Are they a gang of reveling runner enthusiasts as their name implies or are the Hash House Harriers into something even more mysterious?
With their own argot, rituals, traditions, and leadership positions including titles like ‘Grand master’, ‘Religious Advisor’, and… ‘Hare’, one might expect something more insidious is going on, but in fact what they are at their core is a group of runners who enjoy a good nightcap.
‘Hashers’, as they are called, belong to a very loosely affiliated international network of clubs that boasts chapters in nearly 2,000 locations around the world. The group in Vientiane is similar to those in other cities because it follows most of the same traditions and aims.
One of those traditions is getting a hasher name. “Names are based on anything, like personality, some hilarious or stupid story, jobs, appearance, or something rude that is sure to evoke a reaction,” says Vientiane Grandmaster, Joe Rumble, who is known as ‘Sir Tapeworm’ because of his inexplicable ability to eat without gaining weight. “No one chooses his or her own name.”
But, one consequence of having an alias is that it is hard to recall real names. Rumble, of Europcar fame, recalls an incident where the group had to call out the name of a hasher in a small village. In English his name is ‘He Man’ which in Lao has a less savory meaning. Ask a Lao friend if you are curious, but only in safe company.
“We called out his name and the villagers in the street all erupted into laughter”, says Rumble. “Everyone has to have a sense of humor to be on a hash.”

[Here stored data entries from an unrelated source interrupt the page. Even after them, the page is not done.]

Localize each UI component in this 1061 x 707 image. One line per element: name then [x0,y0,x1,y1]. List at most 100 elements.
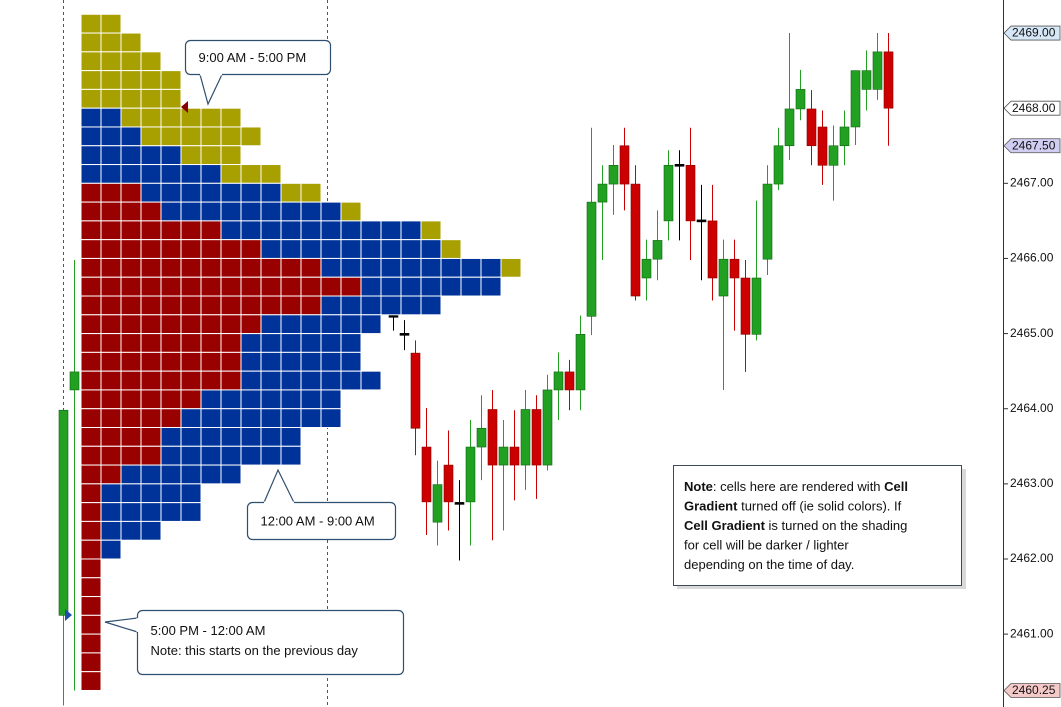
candle-body [883,51,894,109]
profile-segment [100,520,162,541]
candle-body [564,371,575,391]
note-text-segment: : cells here are rendered with [713,479,884,494]
price-marker-label: 2468.00 [1012,101,1056,115]
candle-body [674,163,685,167]
candle-body [806,108,817,147]
profile-segment [80,126,142,147]
callout-tail [199,74,223,106]
profile-segment [80,502,102,522]
candle-body [58,409,69,616]
profile-segment [500,257,522,278]
profile-segment [80,88,182,109]
price-axis: 2461.00 2462.00 2463.00 2464.00 2465.00 2466.… [1003,0,1061,707]
candle-body [784,108,795,147]
candle-body [410,352,421,429]
callout-text: 5:00 PM - 12:00 AM [151,623,266,638]
candle-body [751,277,762,335]
note-text: Note: cells here are rendered with Cell G… [684,479,908,572]
note-text-segment: Note [684,479,713,494]
candle-body [630,183,641,297]
candle-body [718,258,729,297]
candle-body [432,484,443,523]
candle-body [773,145,784,185]
price-marker [1003,100,1061,116]
callout-text: 9:00 AM - 5:00 PM [199,50,307,65]
candle-body [817,126,828,166]
price-marker-label: 2467.50 [1012,138,1056,152]
profile-segment [80,596,102,616]
profile-segment [100,539,122,560]
candle-body [443,464,454,503]
marker-arrow [181,101,188,113]
candle-body [696,219,707,223]
candle-body [476,427,487,448]
axis-background [1003,0,1061,707]
note-text-segment: depending on the time of day. [684,557,854,572]
candle-body [685,164,696,222]
profile-segment [100,483,202,504]
profile-segment [80,558,102,579]
profile-segment [80,577,102,598]
candle-body [861,70,872,90]
candle-body [421,446,432,503]
candle-body [498,446,509,466]
profile-segment [80,633,102,654]
note-line: Cell Gradient is turned on the shading [684,518,907,533]
profile-segment [160,445,302,466]
note-box: Note: cells here are rendered with Cell G… [673,465,966,589]
profile-segment [220,164,282,184]
callout-frame [136,609,405,676]
candle-body [641,258,652,279]
note-line: Gradient turned off (ie solid colors). I… [684,499,902,514]
candle-body [575,334,586,391]
profile-segment [340,201,362,222]
note-text-segment: turned off (ie solid colors). If [737,499,901,514]
y-tick-label: 2463.00 [1010,476,1054,490]
profile-segment [320,257,502,278]
candle-body [465,446,476,503]
candle-body [509,446,520,466]
profile-segment [80,314,262,335]
note-line: for cell will be darker / lighter [684,538,849,553]
candle-body [839,126,850,147]
price-marker [1003,683,1061,698]
y-tick-label: 2461.00 [1010,626,1054,640]
price-marker-label: 2460.25 [1012,683,1056,697]
profile-segment [80,539,102,560]
profile-segment [80,239,262,259]
candle-body [828,145,839,166]
profile [80,13,522,691]
profile-segment [80,652,102,673]
y-tick-label: 2465.00 [1010,326,1054,340]
candle-body [729,258,740,279]
candle-body [652,240,663,260]
y-tick-label: 2466.00 [1010,251,1054,265]
candle-body [619,145,630,185]
candle-body [454,502,465,505]
profile-segment [80,220,222,241]
profile-segment [80,483,102,504]
candle-body [707,220,718,279]
profile-segment [160,201,342,222]
profile-segment [100,502,202,522]
profile-segment [80,70,182,90]
y-tick-label: 2467.00 [1010,175,1054,189]
profile-segment [80,164,222,184]
candle-body [597,183,608,203]
candle-body [663,164,674,222]
candle-body [531,409,542,466]
callout-tail [263,468,295,503]
note-text-segment: Cell [884,479,908,494]
profile-segment [140,182,282,203]
note-text-segment: Gradient [684,499,738,514]
profile-segment [160,427,302,447]
profile-segment [200,389,342,410]
price-marker-label: 2469.00 [1012,26,1056,40]
candle-body [69,371,80,391]
profile-segment [80,614,102,635]
candle-body [850,70,861,128]
profile-segment [80,408,182,429]
candles [58,33,894,706]
candle-body [872,51,883,90]
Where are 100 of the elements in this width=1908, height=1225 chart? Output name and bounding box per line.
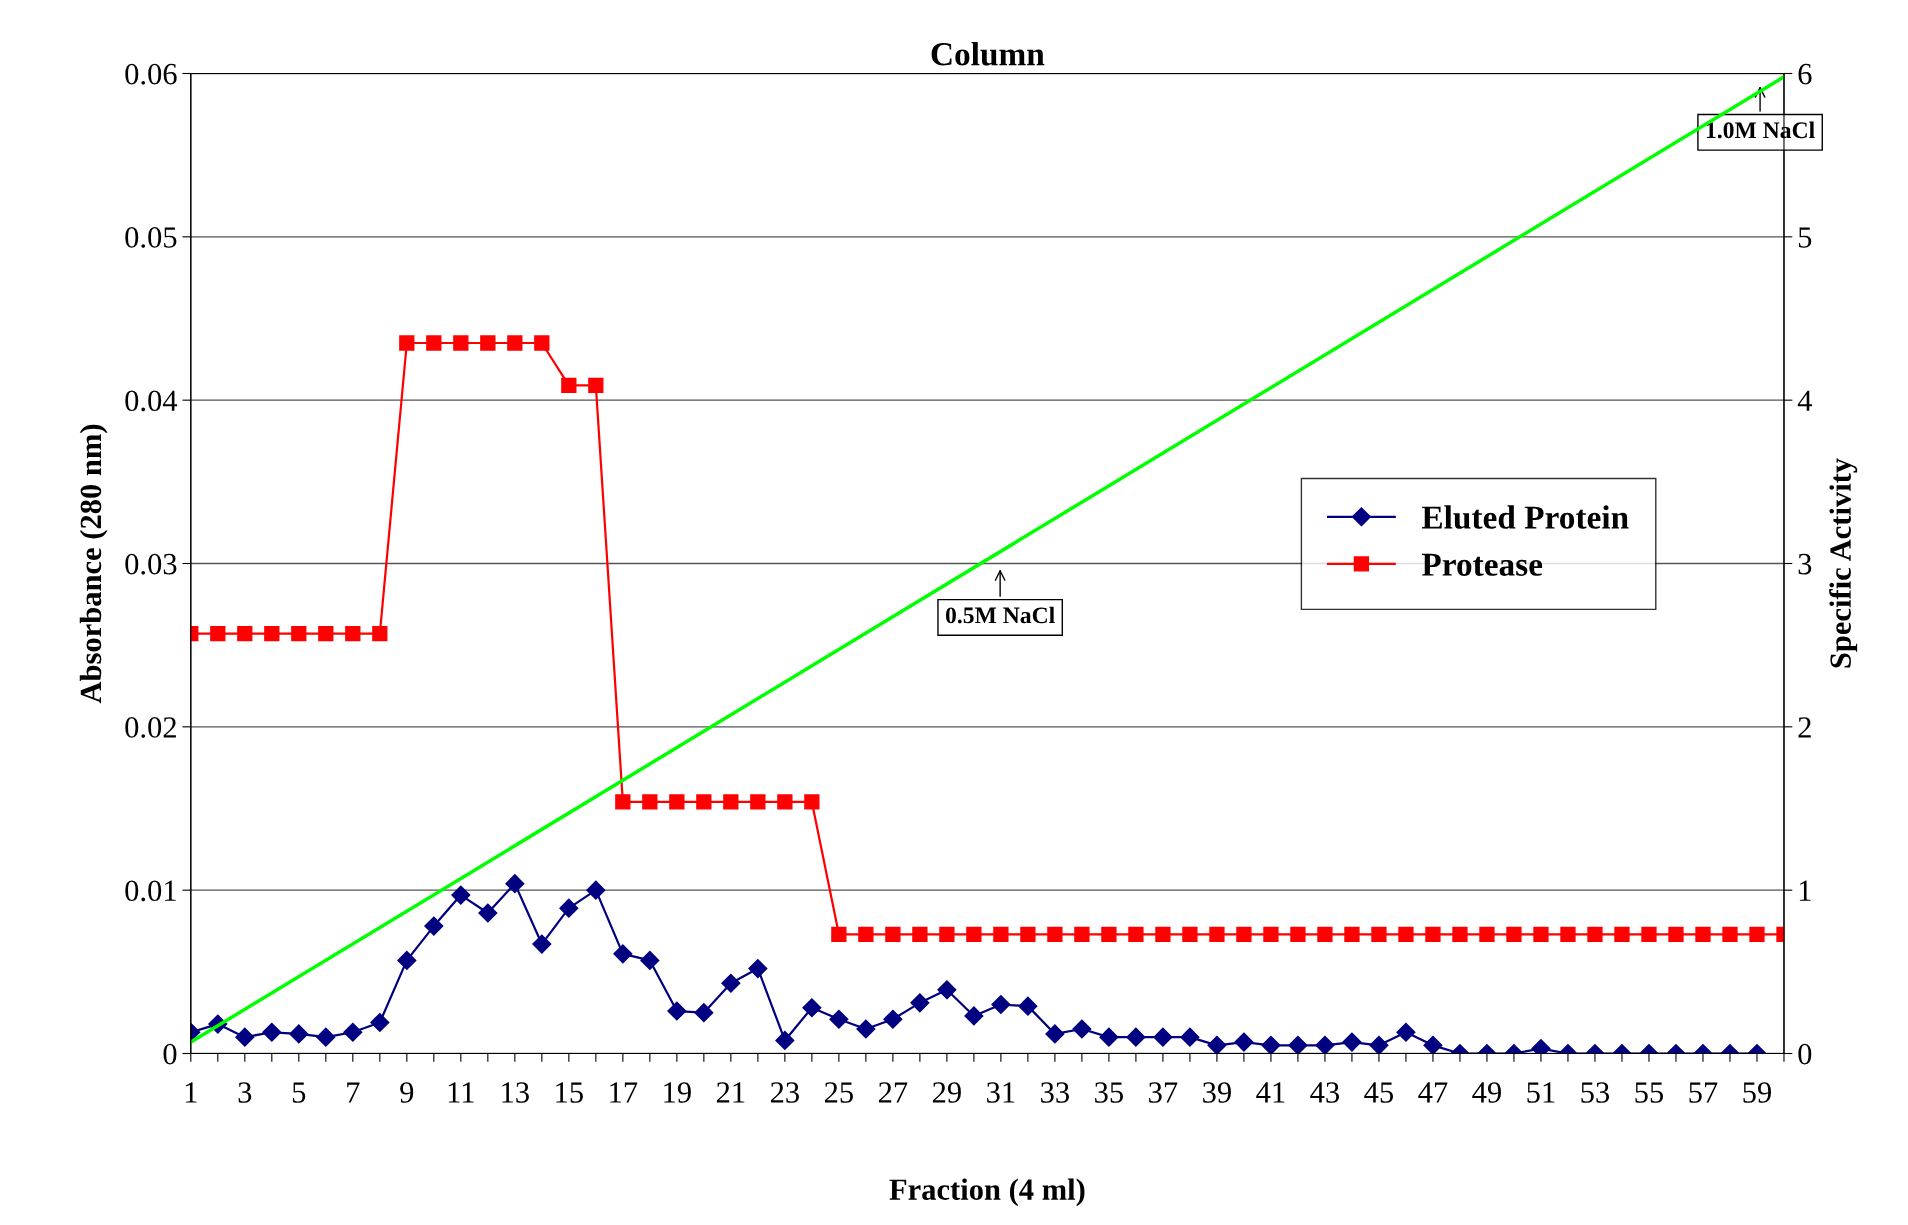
point (318, 626, 334, 642)
y-tick-label: 0.03 (125, 553, 177, 575)
point (1236, 926, 1252, 942)
point (1587, 926, 1603, 942)
point (1207, 1035, 1227, 1054)
y-tick-label: 0.01 (125, 880, 176, 902)
x-tick-label: 35 (1095, 1082, 1123, 1103)
point (804, 794, 820, 810)
legend-label: Eluted Protein (1421, 505, 1629, 529)
point (532, 934, 552, 954)
x-tick-label: 27 (878, 1082, 908, 1103)
point (723, 794, 739, 810)
x-tick-label: 17 (610, 1082, 638, 1103)
point (1209, 926, 1225, 942)
point (669, 794, 685, 810)
point (939, 926, 955, 942)
x-tick-label: 37 (1149, 1082, 1178, 1103)
x-tick-label: 43 (1310, 1082, 1340, 1103)
point (802, 998, 822, 1018)
point (966, 926, 982, 942)
point (667, 1001, 687, 1021)
point (1180, 1027, 1200, 1047)
point (399, 335, 415, 351)
y2-tick-label: 3 (1798, 553, 1812, 575)
point (1182, 926, 1198, 942)
y2-tick-label: 4 (1797, 390, 1812, 411)
x-tick-label: 29 (932, 1082, 961, 1103)
y-tick-label: 0.04 (125, 390, 178, 412)
point (1371, 926, 1387, 942)
point (910, 993, 930, 1013)
point (856, 1019, 876, 1039)
y-tick-label: 0.02 (125, 717, 176, 738)
point (210, 626, 226, 642)
y-axis-title: Absorbance (280 nm) (79, 424, 108, 704)
point (235, 1027, 255, 1047)
y2-axis-title: Specific Activity (1829, 458, 1858, 668)
point (1099, 1027, 1119, 1047)
x-tick-label: 33 (1041, 1082, 1069, 1103)
x-tick-label: 23 (770, 1082, 799, 1103)
point (937, 980, 957, 1000)
point (559, 898, 579, 918)
x-tick-label: 31 (987, 1082, 1015, 1103)
point (1020, 926, 1036, 942)
point (343, 1022, 363, 1042)
point (1641, 926, 1657, 942)
point (885, 926, 901, 942)
x-tick-label: 3 (238, 1082, 252, 1103)
chart-title: Column (931, 42, 1045, 66)
point (696, 794, 712, 810)
point (372, 626, 388, 642)
annotation: 0.5M NaCl (945, 606, 1055, 624)
x-tick-label: 9 (400, 1082, 414, 1103)
point (1722, 926, 1738, 942)
x-tick-label: 51 (1527, 1082, 1555, 1103)
y2-tick-label: 0 (1798, 1043, 1812, 1065)
point (1398, 926, 1414, 942)
point (775, 1030, 795, 1050)
point (912, 926, 928, 942)
point (237, 626, 253, 642)
point (640, 950, 660, 970)
point (883, 1009, 903, 1029)
x-axis-title: Fraction (4 ml) (889, 1178, 1085, 1207)
y2-tick-label: 1 (1799, 880, 1811, 901)
legend-label: Protease (1421, 553, 1543, 576)
point (1452, 926, 1468, 942)
point (1018, 996, 1038, 1016)
point (453, 335, 469, 351)
point (586, 880, 606, 900)
point (858, 926, 874, 942)
point (1074, 926, 1090, 942)
x-tick-label: 53 (1581, 1082, 1610, 1103)
x-tick-label: 39 (1203, 1082, 1231, 1103)
point (1423, 1035, 1443, 1054)
point (426, 335, 442, 351)
point (748, 959, 768, 979)
x-tick-label: 11 (448, 1082, 474, 1103)
point (991, 994, 1011, 1015)
y2-tick-label: 6 (1798, 63, 1812, 85)
point (1342, 1032, 1362, 1052)
point (1479, 926, 1495, 942)
point (1533, 926, 1549, 942)
point (289, 1024, 309, 1044)
point (534, 335, 550, 351)
point (750, 794, 766, 810)
point (829, 1009, 849, 1029)
point (721, 973, 741, 993)
x-tick-label: 49 (1472, 1082, 1501, 1103)
point (478, 903, 498, 923)
point (370, 1012, 390, 1033)
point (694, 1003, 714, 1023)
point (1263, 926, 1279, 942)
x-tick-label: 19 (664, 1082, 691, 1103)
point (1749, 926, 1765, 942)
point (1614, 926, 1630, 942)
point (291, 626, 307, 642)
x-tick-label: 7 (347, 1082, 360, 1103)
y2-tick-label: 2 (1798, 717, 1811, 738)
point (1317, 926, 1333, 942)
point (1668, 926, 1684, 942)
point (993, 926, 1009, 942)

The reasons most cite for joining the group is to meet people, stay in shape (kind of), and enjoy a tasty beverage. However, some hashers are into the scenery.
“You get to see surrounding parts of Vientiane, meet locals, make new friends, and enjoy great camaraderie”, says Connie Terry, a teacher in Vientiane. “Hashers help each other a lot. It’s a strong network, but more like a family.”
Terry, also known as ‘Bad Habit’, got her name in the customary way after attending at least five hashes in Hawaii, where she was working as a social worker more than 10 years ago. Some hashers actually thought she was a nun because of working for a Catholic charity. Thus, another hasher is named.
Hashers often enjoy visiting other groups to explore to new places and make some fast friends in the area. These people tend to stay in touch and remain open and helpful to hashers from other places.
“I try to make it to as many international hashes as I can”,says Rumble. “In China, we ran up an un-restored portion of the Great Wall. I really liked meeting the Chinese hashers.”
Publications like Harrier Magazine and many others including countless blogs and user groups online help hashers stay in touch and aware of regional or international events. Once you enter the world of hashing you are instantly connected with a community that may seem quite large but is remarkably familiar.
They joke that they are ‘drinkers with a running problem’, but others emphasize that they are more like a tight family that helps each other. Some groups and people focus more on the running, while others are more into the social aspect, but every hasher expresses that all people are welcome as long as they have a good sense of humor and believe it if you are told to bring a dry bag.
Some of that humor might include tongue-in-cheek comments or penalties for breaking clubs rules like downing a beer or sitting on a block of ice and listening to a long spirited rendition of the club’s sing-a longs.
One of the rumors floating around in the Asian hasher circles is that in the states some groups are prone to a bit of streaking from time to time. Don’t worry, the Vientiane group assures me that this is not what happens here.
“There are always a few exhibitionists who decide to show all of us what they’ve got,” says Karen Barefield, a hasher in Washington, D.C. “Inevitably, with few exceptions, it’s no one you want to see with their clothes off.”
The Hash House Harriers began as a Monday social club in Kuala Lumpur for expats who wanted to stay fit by running with the added reward of a little ‘hair of the dog’ to shake off the previous weekend of drinking.
The group takes its name from The Selangor Club where the founders met to eat and carouse, which had famously uninspiring cuisine and thus was affectionately referred to as ‘The Hash House’. Harriers are runners, so there is the origin of that name. But, there is more to the story.
The play on words over ‘hare’ harkens back to the English sport of using hounds to chase a hare or a paper chase which involves following a trail of markers left behind by a lead runner (the hare) who is being chased by the group (hounds). So if you go on a hash you are participating in a centuries old tradition.
The Vientiane Hash House Harriers meet on Mondays at 5:00 and start from a restaurant that is chosen and every Saturday from 3:30 at Nam Pou for a ride to a ‘Bush Hash’ outside of town. There is a small fee of 60,000 Kip in ‘Hash Cash’ which covers organizational expenses such as beer, food, and transport.
“I love running and drinking,” says Kevyn McGraw, 23, a newcomer to the city, “So, I think I’ll join.”